The data on guns and violence against women are disturbing and totally unacceptable in a civilized nation. American women are 11 times more likely to be killed with a gun than women in other developed countries. The presence of a gun in the home makes it five times more likely that a domestic violence situation will become a murder. And every month more than 50 women are killed by a current or former romantic partner.
Access to guns by those deteriorating into mental illness or demonstrating or threatening violence can be the difference between an argument and a funeral.
Smart, responsible gun laws can change these terrible numbers. Unfortunately, gun lobby advocates have opposed solutions like extreme risk protection orders with offensive and damaging language that paints women seeking protection orders as “vindictive petitioners” and worse.
Over the past several months, in official hearings in the state House of Representatives and in newspaper and television interviews, the narrative has become clear. Instead of acknowledging the inherent difficulty and sensitivity of protecting yourself from a loved one, the gun lobby has chosen to paint women as “vindictive” and “angry ex’s.”

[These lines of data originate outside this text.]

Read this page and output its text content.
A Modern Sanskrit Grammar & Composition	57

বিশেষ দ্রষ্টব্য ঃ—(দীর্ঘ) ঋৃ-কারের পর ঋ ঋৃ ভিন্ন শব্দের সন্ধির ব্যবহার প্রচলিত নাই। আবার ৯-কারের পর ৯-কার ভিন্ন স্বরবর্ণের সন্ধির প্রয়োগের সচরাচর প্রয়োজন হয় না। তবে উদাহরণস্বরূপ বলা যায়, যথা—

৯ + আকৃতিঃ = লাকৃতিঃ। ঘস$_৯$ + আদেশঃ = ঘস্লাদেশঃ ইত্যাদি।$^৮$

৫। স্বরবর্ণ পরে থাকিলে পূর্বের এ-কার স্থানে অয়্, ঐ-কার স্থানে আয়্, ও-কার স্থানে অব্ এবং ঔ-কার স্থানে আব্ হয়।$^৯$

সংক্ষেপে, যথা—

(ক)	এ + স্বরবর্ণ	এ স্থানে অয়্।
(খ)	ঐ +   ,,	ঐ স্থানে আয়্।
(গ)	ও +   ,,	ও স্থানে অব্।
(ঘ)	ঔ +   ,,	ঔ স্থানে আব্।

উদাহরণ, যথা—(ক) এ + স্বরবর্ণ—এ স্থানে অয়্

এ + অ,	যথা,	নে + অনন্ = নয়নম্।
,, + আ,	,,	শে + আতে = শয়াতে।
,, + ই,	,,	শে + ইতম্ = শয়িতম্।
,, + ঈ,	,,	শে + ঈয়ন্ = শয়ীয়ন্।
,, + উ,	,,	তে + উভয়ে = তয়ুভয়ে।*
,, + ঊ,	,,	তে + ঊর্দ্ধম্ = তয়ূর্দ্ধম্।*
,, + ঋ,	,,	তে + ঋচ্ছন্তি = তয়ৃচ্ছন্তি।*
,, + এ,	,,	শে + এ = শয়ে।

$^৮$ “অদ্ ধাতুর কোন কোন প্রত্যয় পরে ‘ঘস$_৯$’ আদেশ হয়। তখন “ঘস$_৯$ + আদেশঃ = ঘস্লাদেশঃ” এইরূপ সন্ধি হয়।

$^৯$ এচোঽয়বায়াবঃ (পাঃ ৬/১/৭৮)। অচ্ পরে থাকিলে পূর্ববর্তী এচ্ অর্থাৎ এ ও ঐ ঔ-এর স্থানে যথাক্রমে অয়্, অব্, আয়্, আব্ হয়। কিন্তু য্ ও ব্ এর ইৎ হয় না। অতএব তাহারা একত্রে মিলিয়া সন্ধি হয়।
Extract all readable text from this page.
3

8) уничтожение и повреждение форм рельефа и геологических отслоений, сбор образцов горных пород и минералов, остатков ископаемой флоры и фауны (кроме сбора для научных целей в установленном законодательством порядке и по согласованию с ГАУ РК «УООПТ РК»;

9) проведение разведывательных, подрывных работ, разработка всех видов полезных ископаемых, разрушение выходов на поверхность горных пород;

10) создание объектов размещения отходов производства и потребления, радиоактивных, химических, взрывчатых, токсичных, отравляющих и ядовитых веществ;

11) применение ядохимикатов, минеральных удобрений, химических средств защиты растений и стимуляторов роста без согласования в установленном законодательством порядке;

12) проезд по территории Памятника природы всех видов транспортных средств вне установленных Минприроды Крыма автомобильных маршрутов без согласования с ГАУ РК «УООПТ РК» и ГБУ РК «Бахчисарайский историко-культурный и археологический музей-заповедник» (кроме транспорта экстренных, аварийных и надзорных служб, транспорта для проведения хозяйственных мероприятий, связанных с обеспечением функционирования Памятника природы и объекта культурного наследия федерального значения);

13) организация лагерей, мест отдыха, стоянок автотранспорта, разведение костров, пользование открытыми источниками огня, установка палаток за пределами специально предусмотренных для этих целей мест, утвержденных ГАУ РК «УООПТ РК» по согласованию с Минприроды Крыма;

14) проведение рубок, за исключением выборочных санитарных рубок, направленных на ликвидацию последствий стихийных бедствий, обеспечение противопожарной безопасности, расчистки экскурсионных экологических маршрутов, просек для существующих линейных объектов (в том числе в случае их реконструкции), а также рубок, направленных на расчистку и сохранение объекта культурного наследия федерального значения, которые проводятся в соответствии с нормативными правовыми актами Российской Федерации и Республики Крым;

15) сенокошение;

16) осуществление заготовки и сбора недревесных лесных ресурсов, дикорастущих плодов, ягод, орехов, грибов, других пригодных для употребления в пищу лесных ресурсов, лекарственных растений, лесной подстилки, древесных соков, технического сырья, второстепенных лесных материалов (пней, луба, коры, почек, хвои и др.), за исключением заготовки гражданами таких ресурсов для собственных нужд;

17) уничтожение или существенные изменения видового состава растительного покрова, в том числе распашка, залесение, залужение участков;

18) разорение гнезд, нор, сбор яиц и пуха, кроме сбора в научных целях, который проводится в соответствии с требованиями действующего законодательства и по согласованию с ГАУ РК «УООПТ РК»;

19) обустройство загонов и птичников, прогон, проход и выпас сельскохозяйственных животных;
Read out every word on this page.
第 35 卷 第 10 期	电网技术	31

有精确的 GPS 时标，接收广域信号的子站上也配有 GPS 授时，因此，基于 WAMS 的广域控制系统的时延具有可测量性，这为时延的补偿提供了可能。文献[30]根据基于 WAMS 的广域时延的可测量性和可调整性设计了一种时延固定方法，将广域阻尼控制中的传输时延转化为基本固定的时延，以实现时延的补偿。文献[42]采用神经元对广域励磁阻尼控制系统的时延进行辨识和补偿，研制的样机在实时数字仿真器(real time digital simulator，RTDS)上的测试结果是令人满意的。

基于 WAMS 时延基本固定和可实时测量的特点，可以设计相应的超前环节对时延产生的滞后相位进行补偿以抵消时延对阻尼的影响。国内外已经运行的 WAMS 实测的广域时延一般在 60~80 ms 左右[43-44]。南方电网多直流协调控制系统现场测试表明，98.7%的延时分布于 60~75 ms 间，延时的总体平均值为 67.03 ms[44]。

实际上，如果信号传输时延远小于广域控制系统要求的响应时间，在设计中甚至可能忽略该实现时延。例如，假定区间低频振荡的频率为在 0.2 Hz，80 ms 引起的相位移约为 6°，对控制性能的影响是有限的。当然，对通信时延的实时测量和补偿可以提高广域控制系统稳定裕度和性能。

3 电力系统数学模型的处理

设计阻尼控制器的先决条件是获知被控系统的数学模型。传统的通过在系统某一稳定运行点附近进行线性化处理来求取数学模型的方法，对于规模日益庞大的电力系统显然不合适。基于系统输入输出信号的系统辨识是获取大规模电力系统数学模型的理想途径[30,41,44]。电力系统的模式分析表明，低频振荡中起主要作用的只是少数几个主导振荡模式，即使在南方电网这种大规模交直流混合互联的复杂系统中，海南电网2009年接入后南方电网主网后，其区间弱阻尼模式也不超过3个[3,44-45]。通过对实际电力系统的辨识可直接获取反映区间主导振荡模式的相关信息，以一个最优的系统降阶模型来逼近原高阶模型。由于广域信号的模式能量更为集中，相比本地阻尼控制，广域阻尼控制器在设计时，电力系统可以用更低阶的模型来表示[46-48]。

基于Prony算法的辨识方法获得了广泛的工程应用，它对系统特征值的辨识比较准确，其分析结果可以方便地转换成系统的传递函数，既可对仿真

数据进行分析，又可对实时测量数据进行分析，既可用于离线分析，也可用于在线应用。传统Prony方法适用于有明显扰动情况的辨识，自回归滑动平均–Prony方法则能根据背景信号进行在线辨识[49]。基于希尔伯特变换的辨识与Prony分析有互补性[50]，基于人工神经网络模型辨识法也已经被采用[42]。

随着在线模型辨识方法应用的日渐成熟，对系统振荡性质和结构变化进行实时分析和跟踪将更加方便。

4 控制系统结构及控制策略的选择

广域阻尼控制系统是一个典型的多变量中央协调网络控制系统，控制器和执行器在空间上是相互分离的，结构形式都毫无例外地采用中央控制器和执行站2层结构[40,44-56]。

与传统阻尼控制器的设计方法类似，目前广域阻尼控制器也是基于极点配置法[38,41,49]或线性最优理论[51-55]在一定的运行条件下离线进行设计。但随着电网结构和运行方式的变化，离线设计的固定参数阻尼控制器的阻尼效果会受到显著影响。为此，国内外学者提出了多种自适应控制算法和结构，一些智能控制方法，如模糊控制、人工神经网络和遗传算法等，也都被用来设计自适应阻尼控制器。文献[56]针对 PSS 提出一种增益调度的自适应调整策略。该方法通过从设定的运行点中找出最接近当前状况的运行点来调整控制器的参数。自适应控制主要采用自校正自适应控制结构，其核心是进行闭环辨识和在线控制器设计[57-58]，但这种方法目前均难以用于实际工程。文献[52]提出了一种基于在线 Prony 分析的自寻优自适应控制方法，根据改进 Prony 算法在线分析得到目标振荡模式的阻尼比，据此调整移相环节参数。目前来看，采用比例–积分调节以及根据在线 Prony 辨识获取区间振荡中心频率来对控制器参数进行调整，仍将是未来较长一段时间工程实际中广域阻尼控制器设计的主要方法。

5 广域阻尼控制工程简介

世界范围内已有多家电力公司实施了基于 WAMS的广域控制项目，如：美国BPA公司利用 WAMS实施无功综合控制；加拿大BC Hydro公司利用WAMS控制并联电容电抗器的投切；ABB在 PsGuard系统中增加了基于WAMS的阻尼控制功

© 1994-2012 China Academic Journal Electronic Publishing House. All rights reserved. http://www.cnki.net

This rhetoric would suggest that a woman’s safety, a family’s safety, a community’s safety is simply not worth taking seriously.
These are not offhand comments. This is a pattern of indifference to the safety of victims of domestic violence for the parents and spouses of people suffering a mental health crisis, and for the victims of preventable gun violence. It shows utter disregard for the very people we at the YWCA are working so hard to support.
If a member of my family were in crisis, I would like to have the power to keep them, my family and my community safe. I believe all families deserve to have access to a tool like extreme risk protection orders. I know that this tool can help prevent gun-related tragedies. The women and men who file these orders are not vindictive, they are brave.
Regina Malveaux is CEO of the YWCA of Spokane.